To begin the trip, the train from New Orleans could not get to Hammond because of a freight train derailment on the tracks.
A chartered bus was brought in to take the train passengers from Hammond to Jackson, Miss.
The driver of the bus was not familiar with the area around Brookhaven, Miss.
She turned on the wrong road, tried to turn around in the middle of the street and ended up stuck on the median.
They eventually made it to Memphis, about two hours behind schedule.
You can’t beat the price of a train ride, but be prepared for the unexpected.
Dear Smiley: About Dr. Tichenor and his antiseptic:
Evelyn Witherspoon, a wonderful ceramist who lived to be 97, remembered that when she was a child, her family lived across the street from Dr.

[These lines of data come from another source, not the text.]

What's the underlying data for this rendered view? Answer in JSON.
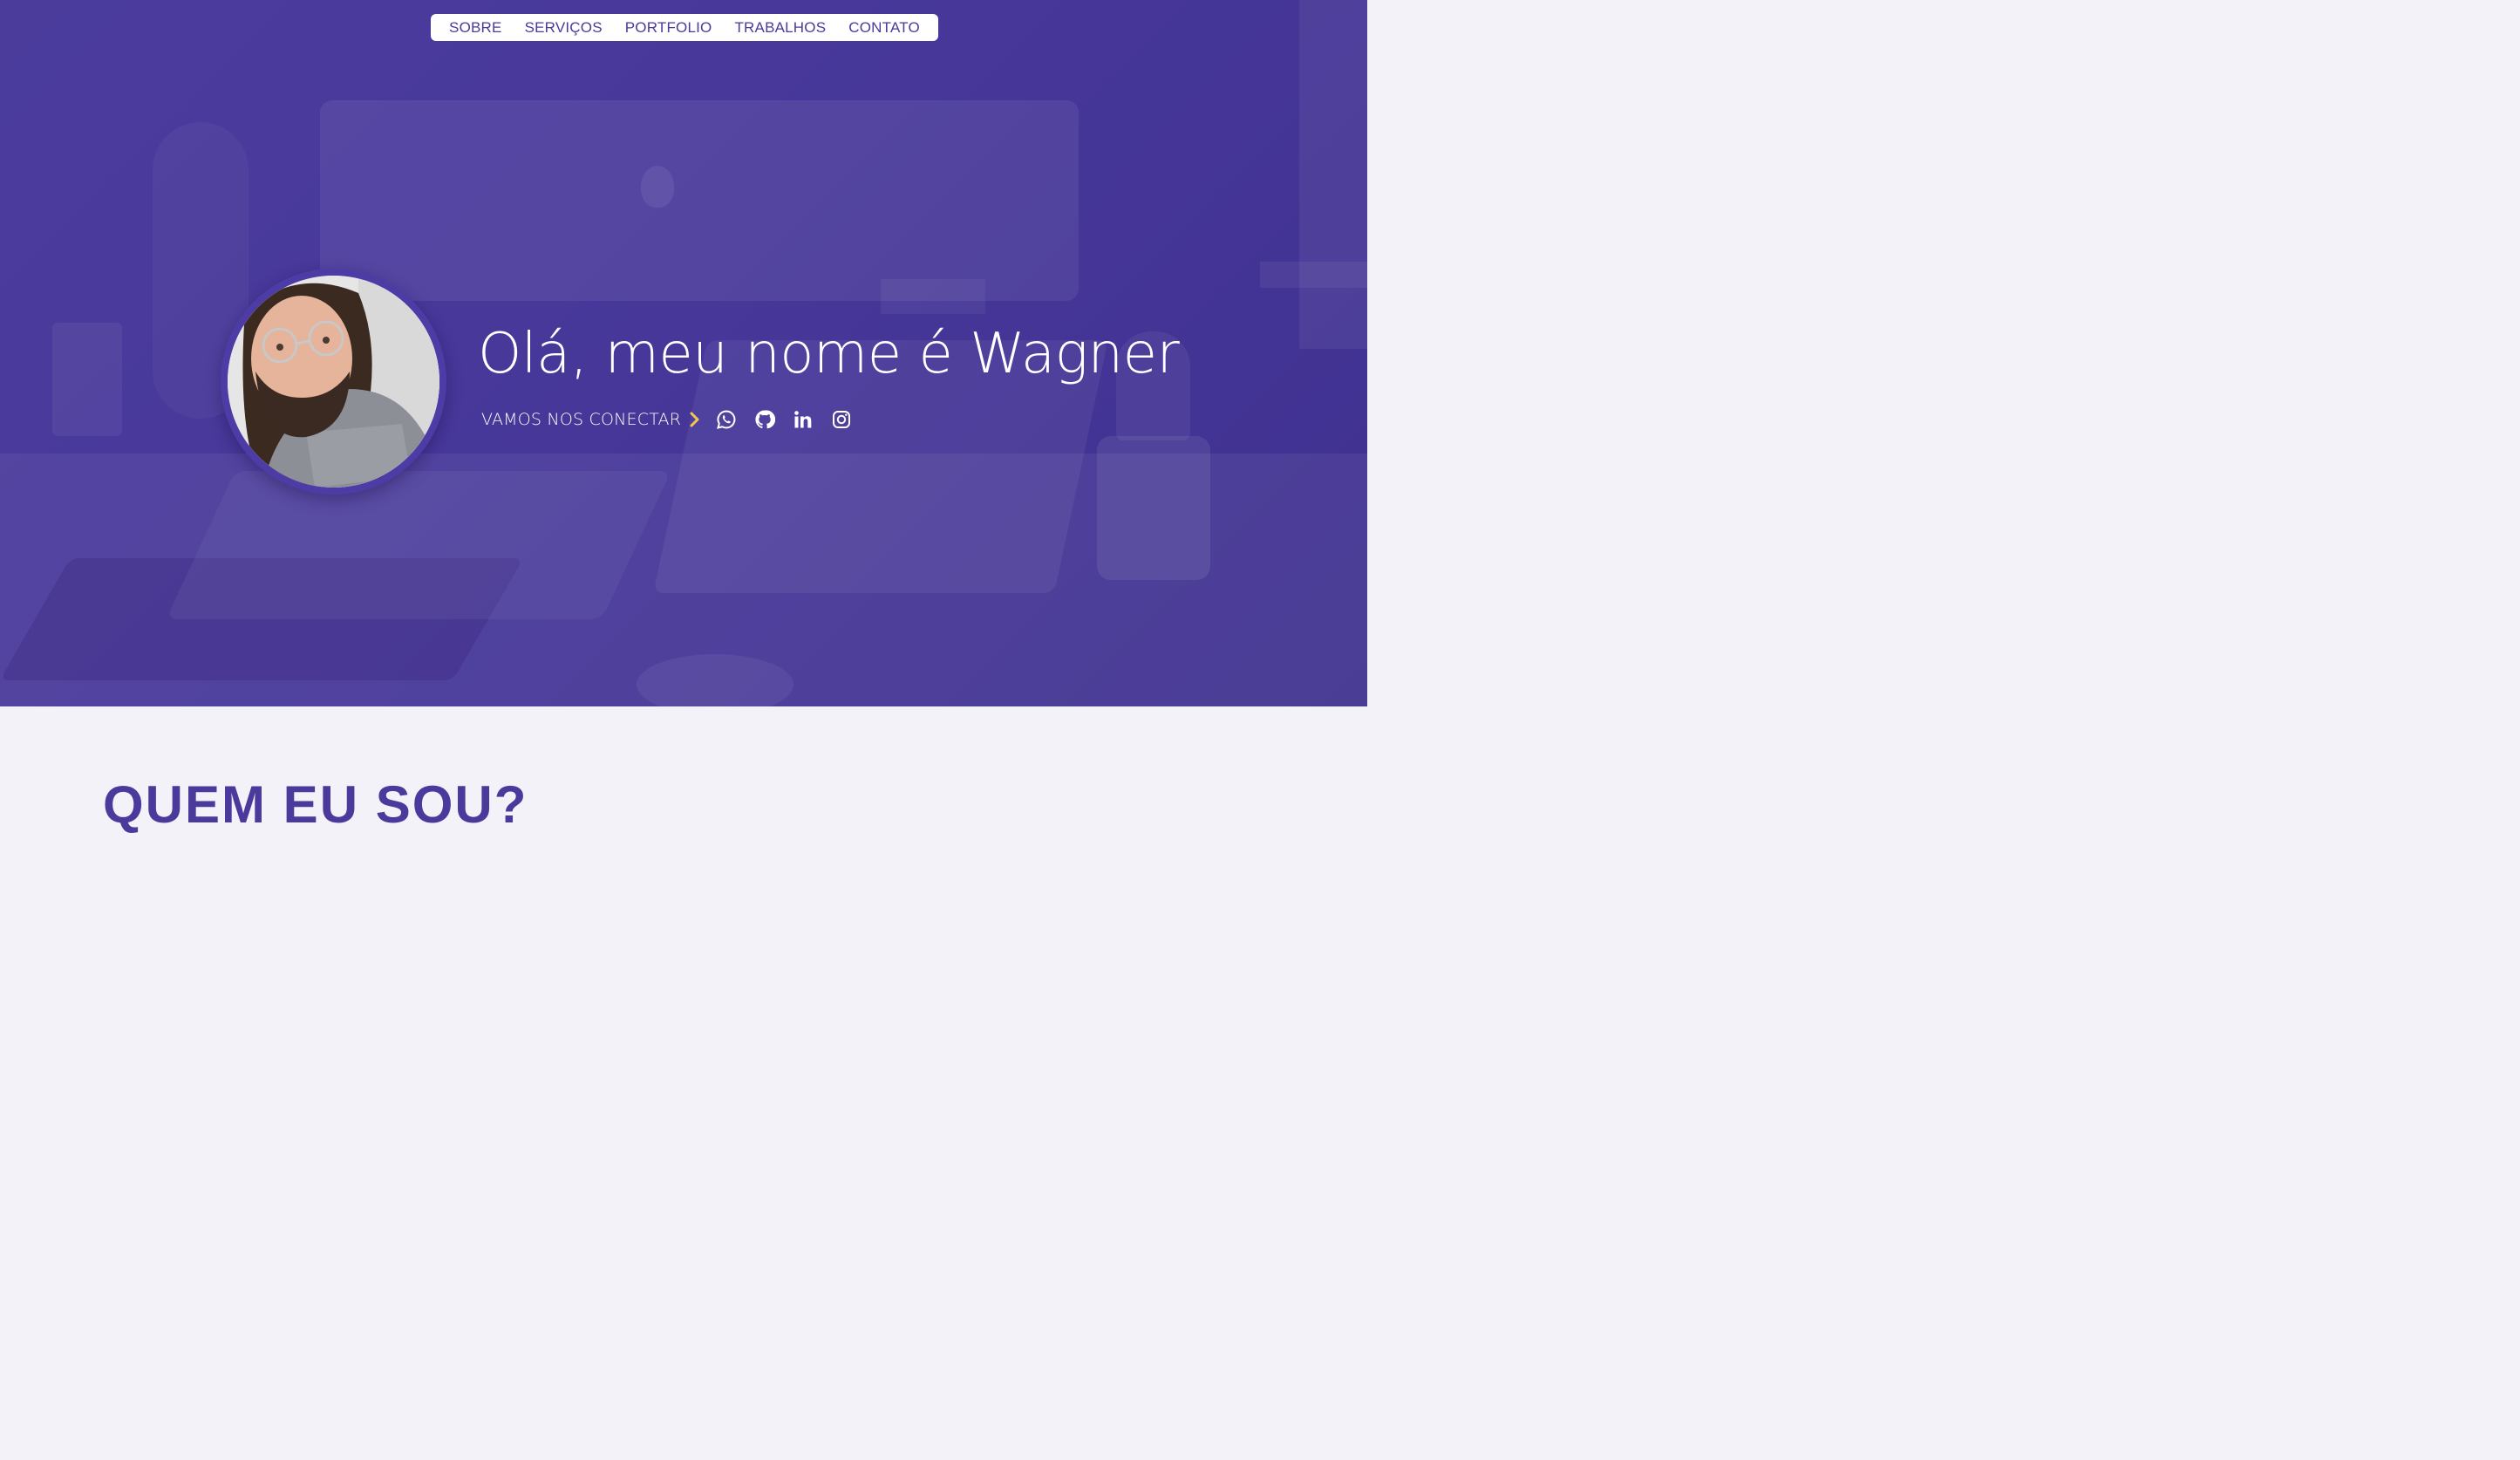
{
  "nav": {
    "items": [
      {
        "label": "SOBRE"
      },
      {
        "label": "SERVIÇOS"
      },
      {
        "label": "PORTFOLIO"
      },
      {
        "label": "TRABALHOS"
      },
      {
        "label": "CONTATO"
      }
    ]
  },
  "hero": {
    "headline": "Olá, meu nome é Wagner",
    "connect_label": "VAMOS NOS CONECTAR",
    "social_icons": [
      "whatsapp-icon",
      "github-icon",
      "linkedin-icon",
      "instagram-icon"
    ],
    "avatar_icon": "profile-photo"
  },
  "about": {
    "title": "QUEM EU SOU?"
  },
  "colors": {
    "primary": "#4b3a9c",
    "hero_bg": "#47389a",
    "accent_chevron": "#f2c94c",
    "page_bg": "#f3f2f8"
  }
}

George H. Tichenor.
Once she fell off her bicycle, skinned her knee and began to cry.
Dr. Tichenor ran out of his house and treated her wound with his wondrous invention.
He was a surgeon in the Confederate army and supposedly created his antiseptic to treat injured soldiers.
Does anyone remember the delightful radio and television ads for Dr. Tichenor’s with “Cajun Pete?”
Dear Smiley: Growing up in St. Landry Parish, I was raised on Creole Belle coffee — which was mailed to me at all of my Navy duty stations until they went out of business.
My grandmother’s coffee was legendary for its kick.
Rumor had it that she donated what was left over each day to the highway department to fill potholes.
Naturally, it was made in a French drip pot, and the water was poured “VERY SLOWLY” over the completely filled grounds container.
Once the drip was complete, the coffee was poured out and poured over the grounds again “VERY SLOWLY” to make sure it was strong enough.
Demitasse cups were all anyone ever wanted.